Experiments indicated:

  • It was better to apply RSP 1% of the time, instead of 50% as in the paper.
  • Applying RSP from the beginning of training raised WERs, so RSP is only applied after --rsp_delay steps
    • --rsp_delay can be set on the command line but, by default, is set to the step at which the learning rate has decayed to 1/8 of its initial value (i.e. after x3 half_life_steps have elapsed). To see the benefits from RSP, it is recommended that >=5k updates are done after the RSP is switched on, so this heuristic will not be appropriate if you intend to cancel training much sooner than this. See docstring of set_rsp_delay_default function for more details.

RSP is on by default, and can be modified via the --rsp_seq_len_freq argument, e.g. --rsp_seq_len_freq 99 0 1. This parameter controls RSP's frequency and amount; see the --rsp_seq_len_freq docstring in args/train.py.

RSP requires Myrtle.ai's custom LSTM which is why custom_lstm: true is set by default in the yaml configs.

See also

RSP is applied at training-time. An inference-time feature, state resets can be used in conjunction with RSP to further reduce WERs on long utterances.

Tokens Sampling

Text needs to be in the form of tokens before it is processed by the RNNT. These tokens can represent words, characters, or subwords. CAIMAN-ASR uses subwords which are formed out of 28 characters, namely the lower-case english alphabet letters, along with the space and apostrophe characters. The tokens are derived from the tokenizer model SentencePiece. A SentencePiece tokenizer model can be trained on raw text, and produces a vocabulary with the most probable subwords that emerge in the text. These derived vocabulary entries (i.e. the tokens) are scored according to the (negative log) probability of occurring in the text that the tokenizer was trained on. The tokenizer entries include all the individual characters of the text, in order to avoid out-of-vocabulary error when tokenizing any text. When using the tokenizer model to convert text into tokens the user has the option of tokenizing not with the most probable tokens (subwords), but with a combination of tokens that have lower score.
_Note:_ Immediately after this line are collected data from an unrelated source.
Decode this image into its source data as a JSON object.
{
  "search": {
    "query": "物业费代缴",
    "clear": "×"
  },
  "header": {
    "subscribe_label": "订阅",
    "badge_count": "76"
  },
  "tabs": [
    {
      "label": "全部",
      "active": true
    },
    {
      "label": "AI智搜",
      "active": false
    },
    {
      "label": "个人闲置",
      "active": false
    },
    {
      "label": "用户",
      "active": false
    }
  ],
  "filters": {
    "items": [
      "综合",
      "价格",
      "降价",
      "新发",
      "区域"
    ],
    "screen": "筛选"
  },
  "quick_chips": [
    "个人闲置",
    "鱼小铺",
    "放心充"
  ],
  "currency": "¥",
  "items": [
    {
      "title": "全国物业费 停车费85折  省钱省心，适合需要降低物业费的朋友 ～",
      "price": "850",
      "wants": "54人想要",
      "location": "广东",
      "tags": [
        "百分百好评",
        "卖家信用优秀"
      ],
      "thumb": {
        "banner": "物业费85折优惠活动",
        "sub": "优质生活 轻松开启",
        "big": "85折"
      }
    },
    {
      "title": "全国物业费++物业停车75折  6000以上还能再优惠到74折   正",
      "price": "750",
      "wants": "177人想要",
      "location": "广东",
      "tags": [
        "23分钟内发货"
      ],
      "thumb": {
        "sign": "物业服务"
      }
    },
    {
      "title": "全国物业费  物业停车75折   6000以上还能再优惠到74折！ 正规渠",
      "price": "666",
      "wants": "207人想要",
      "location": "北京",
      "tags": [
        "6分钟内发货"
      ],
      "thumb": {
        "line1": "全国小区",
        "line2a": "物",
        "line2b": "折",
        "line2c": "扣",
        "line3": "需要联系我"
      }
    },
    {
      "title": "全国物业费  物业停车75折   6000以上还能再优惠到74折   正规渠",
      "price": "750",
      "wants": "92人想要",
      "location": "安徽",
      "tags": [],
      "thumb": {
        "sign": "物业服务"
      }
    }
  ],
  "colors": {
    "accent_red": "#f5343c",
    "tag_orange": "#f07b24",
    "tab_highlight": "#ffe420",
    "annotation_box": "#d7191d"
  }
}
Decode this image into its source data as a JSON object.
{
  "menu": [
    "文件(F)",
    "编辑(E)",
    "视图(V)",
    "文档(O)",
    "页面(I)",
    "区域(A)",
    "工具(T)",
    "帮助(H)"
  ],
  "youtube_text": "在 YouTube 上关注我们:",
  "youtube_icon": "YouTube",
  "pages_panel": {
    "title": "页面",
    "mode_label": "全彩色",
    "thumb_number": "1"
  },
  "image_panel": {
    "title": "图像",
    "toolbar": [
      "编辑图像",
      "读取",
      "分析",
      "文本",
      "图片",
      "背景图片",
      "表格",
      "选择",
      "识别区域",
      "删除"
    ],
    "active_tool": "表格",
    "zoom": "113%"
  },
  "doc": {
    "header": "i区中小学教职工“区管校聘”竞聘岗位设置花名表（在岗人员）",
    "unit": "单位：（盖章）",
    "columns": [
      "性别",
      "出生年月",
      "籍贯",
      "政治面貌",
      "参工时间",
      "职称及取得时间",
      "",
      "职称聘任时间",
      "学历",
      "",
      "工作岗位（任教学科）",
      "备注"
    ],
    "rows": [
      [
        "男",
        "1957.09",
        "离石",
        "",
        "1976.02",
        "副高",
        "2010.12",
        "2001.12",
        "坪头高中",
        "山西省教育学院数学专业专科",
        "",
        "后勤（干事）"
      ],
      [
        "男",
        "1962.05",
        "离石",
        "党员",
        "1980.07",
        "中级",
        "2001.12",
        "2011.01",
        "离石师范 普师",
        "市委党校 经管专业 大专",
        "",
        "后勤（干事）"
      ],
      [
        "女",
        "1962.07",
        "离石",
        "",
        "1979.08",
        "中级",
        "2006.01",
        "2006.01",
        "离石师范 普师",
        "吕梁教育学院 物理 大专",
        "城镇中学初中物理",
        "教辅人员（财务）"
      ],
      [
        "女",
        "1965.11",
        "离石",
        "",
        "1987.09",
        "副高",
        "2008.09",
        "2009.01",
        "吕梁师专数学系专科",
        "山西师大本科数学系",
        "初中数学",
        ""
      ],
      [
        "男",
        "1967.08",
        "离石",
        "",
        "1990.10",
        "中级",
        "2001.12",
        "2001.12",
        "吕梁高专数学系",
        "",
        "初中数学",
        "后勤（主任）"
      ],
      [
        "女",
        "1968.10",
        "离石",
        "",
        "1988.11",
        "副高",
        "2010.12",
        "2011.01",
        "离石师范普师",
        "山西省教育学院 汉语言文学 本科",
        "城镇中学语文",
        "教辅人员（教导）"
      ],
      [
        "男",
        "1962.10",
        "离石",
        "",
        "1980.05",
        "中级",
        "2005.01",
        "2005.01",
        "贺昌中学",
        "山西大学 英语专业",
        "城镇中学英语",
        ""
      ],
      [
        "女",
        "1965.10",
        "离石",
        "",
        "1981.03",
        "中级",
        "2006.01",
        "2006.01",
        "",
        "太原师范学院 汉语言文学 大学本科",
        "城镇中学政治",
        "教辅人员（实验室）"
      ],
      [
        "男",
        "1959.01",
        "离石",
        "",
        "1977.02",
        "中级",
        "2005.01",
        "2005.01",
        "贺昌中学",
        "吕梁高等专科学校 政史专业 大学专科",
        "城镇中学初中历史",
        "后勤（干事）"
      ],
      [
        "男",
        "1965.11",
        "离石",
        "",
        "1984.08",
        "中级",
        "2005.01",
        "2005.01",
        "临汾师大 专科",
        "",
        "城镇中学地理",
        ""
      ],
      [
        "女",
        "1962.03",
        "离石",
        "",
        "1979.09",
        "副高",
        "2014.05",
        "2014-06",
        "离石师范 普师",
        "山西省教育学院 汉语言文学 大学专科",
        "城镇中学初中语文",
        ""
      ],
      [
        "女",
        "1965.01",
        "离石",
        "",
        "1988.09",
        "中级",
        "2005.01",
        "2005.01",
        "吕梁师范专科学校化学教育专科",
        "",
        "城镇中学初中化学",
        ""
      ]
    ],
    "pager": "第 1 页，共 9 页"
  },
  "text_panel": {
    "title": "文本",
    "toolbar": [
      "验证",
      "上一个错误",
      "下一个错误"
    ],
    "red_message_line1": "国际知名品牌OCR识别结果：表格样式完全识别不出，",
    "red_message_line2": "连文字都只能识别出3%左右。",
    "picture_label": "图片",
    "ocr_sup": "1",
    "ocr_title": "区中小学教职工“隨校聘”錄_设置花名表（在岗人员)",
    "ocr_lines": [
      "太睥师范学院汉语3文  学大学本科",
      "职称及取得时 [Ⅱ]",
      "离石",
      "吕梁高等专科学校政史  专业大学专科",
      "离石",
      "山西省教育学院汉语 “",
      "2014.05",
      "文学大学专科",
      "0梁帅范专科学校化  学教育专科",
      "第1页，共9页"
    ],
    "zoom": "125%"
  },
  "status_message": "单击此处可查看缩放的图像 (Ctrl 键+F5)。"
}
Utilising the random tokens sampling is a form of data augmentation and it is applied on a percentage of the training data, and not on the validation data. This can be done with setting the sampling parameter into a real value in the range [0.0, 1.0] in the configuration file, e.g.:

sampling: 0.05

A value of 0.05 (default) means that 5% of the training data will be tokenized with random tokens sampling. A value of 0.0 means no use of tokens sampling, whereas a value of 1.0 applies random tokens sampling in the whole text.

Gradient Noise

Adding Gaussian noise to the network gradients improves generalization to out-of-domain datasets by not over-fitting on the datasets it is trained on. Inspired by the research paper by Neelakantan et. al., the noise level is sampled from a Gaussian distribution with \(mean=0.0\) and standard deviation that decays according to the following formula:

$$ \sigma(t)=\frac{noise}{{(1 + t - t_{start})}^{decay}}, $$

\(noise\) is the initial noise level, \(decay=0.55\) is the decay constant, \(t\) is the step, and \(t_{start}\) is the step when the gradient noise is switched on.
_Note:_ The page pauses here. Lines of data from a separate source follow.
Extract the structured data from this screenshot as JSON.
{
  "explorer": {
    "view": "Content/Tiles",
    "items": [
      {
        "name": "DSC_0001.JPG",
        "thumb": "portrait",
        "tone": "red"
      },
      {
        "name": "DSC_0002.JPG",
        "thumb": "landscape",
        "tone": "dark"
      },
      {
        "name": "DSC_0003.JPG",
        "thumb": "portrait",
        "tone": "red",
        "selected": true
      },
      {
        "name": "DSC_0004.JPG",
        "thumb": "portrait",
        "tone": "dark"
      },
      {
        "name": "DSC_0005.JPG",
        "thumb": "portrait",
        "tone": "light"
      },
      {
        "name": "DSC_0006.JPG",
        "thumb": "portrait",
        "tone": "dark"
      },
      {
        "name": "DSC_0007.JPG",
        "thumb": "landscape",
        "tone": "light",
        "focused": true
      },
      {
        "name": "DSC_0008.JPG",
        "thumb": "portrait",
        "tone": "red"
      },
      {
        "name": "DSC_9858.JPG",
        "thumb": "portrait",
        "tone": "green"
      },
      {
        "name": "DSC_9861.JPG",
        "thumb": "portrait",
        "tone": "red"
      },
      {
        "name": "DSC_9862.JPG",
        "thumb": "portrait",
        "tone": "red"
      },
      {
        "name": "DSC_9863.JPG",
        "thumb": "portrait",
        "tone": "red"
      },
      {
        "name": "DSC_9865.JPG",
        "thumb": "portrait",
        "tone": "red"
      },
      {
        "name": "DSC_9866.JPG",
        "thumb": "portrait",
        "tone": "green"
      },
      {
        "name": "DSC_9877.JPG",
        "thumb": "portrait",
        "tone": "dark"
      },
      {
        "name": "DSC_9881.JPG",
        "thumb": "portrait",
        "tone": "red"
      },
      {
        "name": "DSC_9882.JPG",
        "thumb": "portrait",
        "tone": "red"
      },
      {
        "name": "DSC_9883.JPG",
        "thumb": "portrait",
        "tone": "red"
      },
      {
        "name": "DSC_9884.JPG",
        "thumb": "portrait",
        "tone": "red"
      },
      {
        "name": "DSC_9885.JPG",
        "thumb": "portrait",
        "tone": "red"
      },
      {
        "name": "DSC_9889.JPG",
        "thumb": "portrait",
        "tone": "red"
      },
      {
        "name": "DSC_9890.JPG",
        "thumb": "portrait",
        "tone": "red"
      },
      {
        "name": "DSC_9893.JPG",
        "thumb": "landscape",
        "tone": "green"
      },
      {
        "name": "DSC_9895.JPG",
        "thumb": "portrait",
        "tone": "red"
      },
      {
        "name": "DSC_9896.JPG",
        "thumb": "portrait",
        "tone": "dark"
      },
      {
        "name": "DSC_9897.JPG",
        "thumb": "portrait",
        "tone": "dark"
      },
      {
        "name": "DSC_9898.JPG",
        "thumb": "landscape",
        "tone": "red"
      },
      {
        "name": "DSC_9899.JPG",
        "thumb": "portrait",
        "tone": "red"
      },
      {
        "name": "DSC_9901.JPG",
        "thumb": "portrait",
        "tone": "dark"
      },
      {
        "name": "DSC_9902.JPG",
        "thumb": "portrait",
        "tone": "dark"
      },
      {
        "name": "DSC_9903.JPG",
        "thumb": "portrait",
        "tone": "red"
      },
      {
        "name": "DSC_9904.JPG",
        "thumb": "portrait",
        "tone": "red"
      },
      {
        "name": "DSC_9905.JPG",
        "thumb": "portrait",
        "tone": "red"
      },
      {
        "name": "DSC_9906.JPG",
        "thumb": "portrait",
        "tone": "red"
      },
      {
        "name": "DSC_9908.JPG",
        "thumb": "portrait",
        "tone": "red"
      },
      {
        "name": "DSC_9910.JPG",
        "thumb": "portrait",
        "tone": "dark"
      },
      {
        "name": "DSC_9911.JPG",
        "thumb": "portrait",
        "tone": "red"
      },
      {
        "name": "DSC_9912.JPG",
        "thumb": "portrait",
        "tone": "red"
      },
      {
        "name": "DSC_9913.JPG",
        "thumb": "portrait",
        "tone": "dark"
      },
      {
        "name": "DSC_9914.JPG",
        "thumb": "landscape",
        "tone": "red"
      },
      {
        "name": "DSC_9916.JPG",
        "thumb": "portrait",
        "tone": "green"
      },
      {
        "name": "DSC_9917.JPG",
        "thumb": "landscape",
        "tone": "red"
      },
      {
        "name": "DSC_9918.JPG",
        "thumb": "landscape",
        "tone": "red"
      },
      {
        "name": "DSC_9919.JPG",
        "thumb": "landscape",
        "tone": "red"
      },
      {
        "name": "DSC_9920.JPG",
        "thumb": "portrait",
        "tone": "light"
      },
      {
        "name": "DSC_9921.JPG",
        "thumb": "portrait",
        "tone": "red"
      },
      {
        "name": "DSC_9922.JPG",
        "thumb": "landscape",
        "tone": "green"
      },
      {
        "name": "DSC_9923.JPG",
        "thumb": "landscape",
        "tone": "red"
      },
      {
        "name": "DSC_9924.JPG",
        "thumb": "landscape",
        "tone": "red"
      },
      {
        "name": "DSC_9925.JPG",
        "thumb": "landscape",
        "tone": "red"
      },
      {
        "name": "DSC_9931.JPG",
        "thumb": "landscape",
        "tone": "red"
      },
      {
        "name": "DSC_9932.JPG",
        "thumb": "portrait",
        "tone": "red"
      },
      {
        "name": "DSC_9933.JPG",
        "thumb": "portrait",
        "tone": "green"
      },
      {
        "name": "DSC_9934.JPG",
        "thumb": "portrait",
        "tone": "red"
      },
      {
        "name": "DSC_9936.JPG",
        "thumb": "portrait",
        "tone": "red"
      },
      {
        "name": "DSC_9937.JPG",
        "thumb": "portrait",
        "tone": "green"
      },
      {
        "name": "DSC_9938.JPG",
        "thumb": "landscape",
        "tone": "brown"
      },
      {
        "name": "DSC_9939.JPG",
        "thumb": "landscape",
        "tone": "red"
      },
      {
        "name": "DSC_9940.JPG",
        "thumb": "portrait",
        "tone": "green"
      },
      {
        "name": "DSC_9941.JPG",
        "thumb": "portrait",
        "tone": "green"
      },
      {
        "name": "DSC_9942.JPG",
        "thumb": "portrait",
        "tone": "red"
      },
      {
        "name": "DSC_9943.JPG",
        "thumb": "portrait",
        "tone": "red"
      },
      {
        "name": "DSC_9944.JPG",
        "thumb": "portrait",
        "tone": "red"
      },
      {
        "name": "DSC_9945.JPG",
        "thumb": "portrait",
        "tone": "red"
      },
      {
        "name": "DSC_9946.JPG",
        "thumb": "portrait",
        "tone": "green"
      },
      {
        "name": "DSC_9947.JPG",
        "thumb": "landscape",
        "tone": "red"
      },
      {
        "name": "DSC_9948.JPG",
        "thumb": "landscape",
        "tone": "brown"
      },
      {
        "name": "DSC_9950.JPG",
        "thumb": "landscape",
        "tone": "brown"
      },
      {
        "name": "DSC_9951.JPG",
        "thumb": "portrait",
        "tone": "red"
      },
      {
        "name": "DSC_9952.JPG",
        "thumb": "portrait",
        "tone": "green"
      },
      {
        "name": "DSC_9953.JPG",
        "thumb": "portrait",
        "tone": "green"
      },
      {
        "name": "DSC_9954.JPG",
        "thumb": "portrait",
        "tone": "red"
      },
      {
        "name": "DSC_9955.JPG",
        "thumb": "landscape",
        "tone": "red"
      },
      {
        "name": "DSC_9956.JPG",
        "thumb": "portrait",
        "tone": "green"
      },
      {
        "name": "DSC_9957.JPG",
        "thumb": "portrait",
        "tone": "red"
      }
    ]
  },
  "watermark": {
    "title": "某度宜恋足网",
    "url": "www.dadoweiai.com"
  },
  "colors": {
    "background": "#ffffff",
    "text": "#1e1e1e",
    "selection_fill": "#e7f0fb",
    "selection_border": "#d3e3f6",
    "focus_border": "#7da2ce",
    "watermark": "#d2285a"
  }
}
Training with gradient noise is switched off by default. It can be switched on by setting the noise level to be a positive value in the config file.

Experiments indicate that the best time to switch on the gradient noise is after the warm-up period (i.e. after warmup_steps). Moreover, the noise is only added in the gradients of the encoder components, hence if during training the user chooses to freeze the encoder, adding gradient noise will be off by default.